Gong Yong, Zhang Yang, Tao Shoujun
Department of Anesthesiology, The First People's Hospital of Jingzhou, The First Affiliated Hospital of Yangtze University, Jingzhou, Hubei 434020, P.R. China.
Department of Anesthesiology, Xiangyang No. 1 People's Hospital, Hubei University of Medicine, Xiangyang, Hubei 441000, P.R. China.
Exp Ther Med. 2018 Jan;15(1):859-863. doi: 10.3892/etm.2017.5452. Epub 2017 Nov 6.
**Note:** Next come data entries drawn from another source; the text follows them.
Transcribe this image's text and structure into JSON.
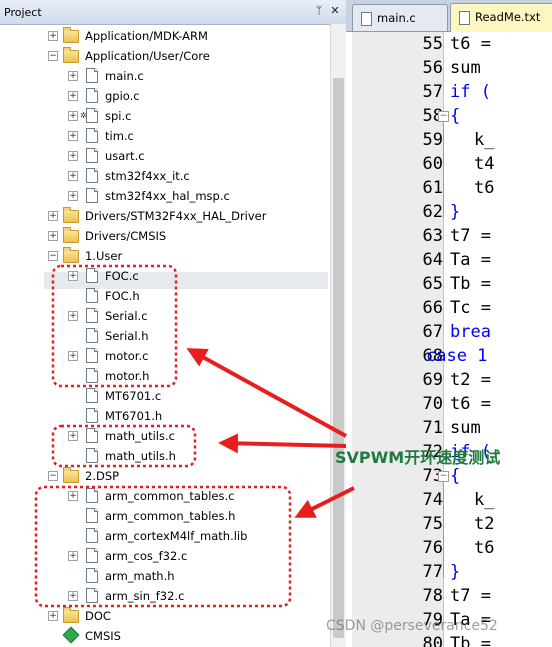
{
  "project_pane": {
    "title": "Project",
    "pin_icon": "pin-icon",
    "close_icon": "close-icon",
    "tree": [
      {
        "label": "Application/MDK-ARM",
        "type": "folder",
        "expander": "+"
      },
      {
        "label": "Application/User/Core",
        "type": "folder",
        "expander": "−"
      },
      {
        "label": "main.c",
        "type": "file",
        "expander": "+"
      },
      {
        "label": "gpio.c",
        "type": "file",
        "expander": "+"
      },
      {
        "label": "spi.c",
        "type": "file",
        "expander": "+",
        "lock": true
      },
      {
        "label": "tim.c",
        "type": "file",
        "expander": "+"
      },
      {
        "label": "usart.c",
        "type": "file",
        "expander": "+"
      },
      {
        "label": "stm32f4xx_it.c",
        "type": "file",
        "expander": "+"
      },
      {
        "label": "stm32f4xx_hal_msp.c",
        "type": "file",
        "expander": "+"
      },
      {
        "label": "Drivers/STM32F4xx_HAL_Driver",
        "type": "folder",
        "expander": "+"
      },
      {
        "label": "Drivers/CMSIS",
        "type": "folder",
        "expander": "+"
      },
      {
        "label": "1.User",
        "type": "folder",
        "expander": "−"
      },
      {
        "label": "FOC.c",
        "type": "file",
        "expander": "+"
      },
      {
        "label": "FOC.h",
        "type": "file",
        "expander": ""
      },
      {
        "label": "Serial.c",
        "type": "file",
        "expander": "+"
      },
      {
        "label": "Serial.h",
        "type": "file",
        "expander": ""
      },
      {
        "label": "motor.c",
        "type": "file",
        "expander": "+"
      },
      {
        "label": "motor.h",
        "type": "file",
        "expander": ""
      },
      {
        "label": "MT6701.c",
        "type": "file",
        "expander": ""
      },
      {
        "label": "MT6701.h",
        "type": "file",
        "expander": ""
      },
      {
        "label": "math_utils.c",
        "type": "file",
        "expander": "+"
      },
      {
        "label": "math_utils.h",
        "type": "file",
        "expander": ""
      },
      {
        "label": "2.DSP",
        "type": "folder",
        "expander": "−"
      },
      {
        "label": "arm_common_tables.c",
        "type": "file",
        "expander": "+"
      },
      {
        "label": "arm_common_tables.h",
        "type": "file",
        "expander": ""
      },
      {
        "label": "arm_cortexM4lf_math.lib",
        "type": "file",
        "expander": ""
      },
      {
        "label": "arm_cos_f32.c",
        "type": "file",
        "expander": "+"
      },
      {
        "label": "arm_math.h",
        "type": "file",
        "expander": ""
      },
      {
        "label": "arm_sin_f32.c",
        "type": "file",
        "expander": "+"
      },
      {
        "label": "DOC",
        "type": "folder",
        "expander": "+"
      },
      {
        "label": "CMSIS",
        "type": "cmsis",
        "expander": ""
      }
    ]
  },
  "editor": {
    "tabs": [
      {
        "label": "main.c",
        "active": false
      },
      {
        "label": "ReadMe.txt",
        "active": true
      }
    ],
    "lines": [
      {
        "num": "55",
        "code": "t6 ="
      },
      {
        "num": "56",
        "code": "sum "
      },
      {
        "num": "57",
        "code": "if ("
      },
      {
        "num": "58",
        "code": "{"
      },
      {
        "num": "59",
        "code": "k_"
      },
      {
        "num": "60",
        "code": "t4"
      },
      {
        "num": "61",
        "code": "t6"
      },
      {
        "num": "62",
        "code": "}"
      },
      {
        "num": "63",
        "code": "t7 ="
      },
      {
        "num": "64",
        "code": "Ta ="
      },
      {
        "num": "65",
        "code": "Tb ="
      },
      {
        "num": "66",
        "code": "Tc ="
      },
      {
        "num": "67",
        "code": "brea"
      },
      {
        "num": "68",
        "code": "case 1"
      },
      {
        "num": "69",
        "code": "t2 ="
      },
      {
        "num": "70",
        "code": "t6 ="
      },
      {
        "num": "71",
        "code": "sum "
      },
      {
        "num": "72",
        "code": "if ("
      },
      {
        "num": "73",
        "code": "{"
      },
      {
        "num": "74",
        "code": "k_"
      },
      {
        "num": "75",
        "code": "t2"
      },
      {
        "num": "76",
        "code": "t6"
      },
      {
        "num": "77",
        "code": "}"
      },
      {
        "num": "78",
        "code": "t7 ="
      },
      {
        "num": "79",
        "code": "Ta ="
      },
      {
        "num": "80",
        "code": "Tb ="
      }
    ]
  },
  "annotation": {
    "text": "SVPWM开环速度测试",
    "highlight_color": "#e81e1e",
    "text_color": "#1f7a3f"
  },
  "watermark": "CSDN @perseverance52"
}
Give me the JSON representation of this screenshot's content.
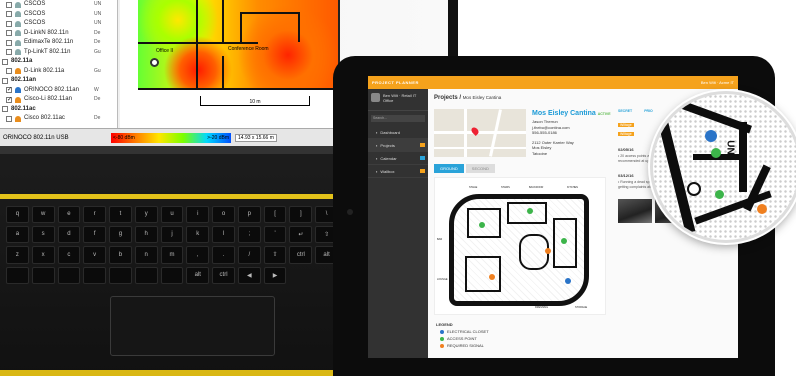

The present study evaluated the use of nalbuphine for analgesia after fraction reduction surgery. Eighty lower limb fracture patients needing open reduction and internal fixation were selected in the First People's Hospital of Jingzhou from January 2015 to December 2015. Patients were randomly divided into observation and control groups (with 40 cases in each). After surgery, the patients in the observation group were treated with nalbuphine (2 mg/kg) for patient-controlled intravenous analgesia (PCIA), while sufentanil (2.5 µg/kg) was used for patients in the control group. The analgesia treatment lasted for 48 h after surgery. Changes in inflammatory factors and catecholamine hormones during the observation period were determined and compared between the groups. Pain, sedation scores and the number of times the analgesia pump was used were recorded at different time-points. Additionally, the life and sleep qualities and any adverse reactions were also recorded. Our results showed that after the operation, the levels of interleukin-6 (IL-6), tumor necrosis factor-α (TNF-α), interleukin-1 (IL-1), high-sensitivity CRP (hs-CRP) cortisol, adrenaline epinephrine (AD) and norepinephrine (NE) were significantly lower in the observation group than in the control group (P<0.05). Pain and sedation scores of patients in the observation group were better than those in the control group at all time-points after operation (P<0.05). Life and sleep qualities of patients in the observation group were also better than those in the control group (P<0.05). Finally, the rates of nausea, vomiting, dizziness, lethargy, urinary retention, skin itch and constipation were significantly lower in the observation group than in control group (P<0.05). Based on our findings, the application of nalbuphine for analgesia in patients with fracture surgeries can reduce the levels of inflammatory cytokines, improve the analgesic effect, bring beneficial sedative effects and reduce the occurrence of adverse reactions.
本研究评估了纳布啡在骨折复位手术后镇痛中的应用。2015年1月至2015年12月,在荆州市第一人民医院选取80例需要切开复位内固定的下肢骨折患者。患者被随机分为观察组和对照组(每组40例)。术后,观察组患者采用纳布啡(2mg/kg)进行患者自控静脉镇痛(PCIA),而对照组患者使用舒芬太尼(2.5μg/kg)。镇痛治疗在术后持续48小时。测定并比较两组观察期内炎症因子和儿茶酚胺激素的变化。记录不同时间点的疼痛、镇静评分以及镇痛泵的使用次数。此外,还记录了生活和睡眠质量以及任何不良反应。我们的结果显示,术后观察组白细胞介素-6(IL-6)、肿瘤坏死因子-α(TNF-α)、白细胞介素-1(IL-1)、高敏C反应蛋白(hs-CRP)、皮质醇、肾上腺素(AD)和去甲肾上腺素(NE)水平显著低于对照组(P<0.05)。术后所有时间点,观察组患者的疼痛和镇静评分均优于对照组(P<0.05)。观察组患者的生活和睡眠质量也优于对照组(P<0.05)。最后,观察组恶心、呕吐、头晕、嗜睡、尿潴留、皮肤瘙痒和便秘的发生率显著低于对照组(P<0.05)。基于我们的研究结果,纳布啡应用于骨折手术患者的镇痛可降低炎症细胞因子水平,提高镇痛效果,带来有益的镇静作用并减少不良反应的发生。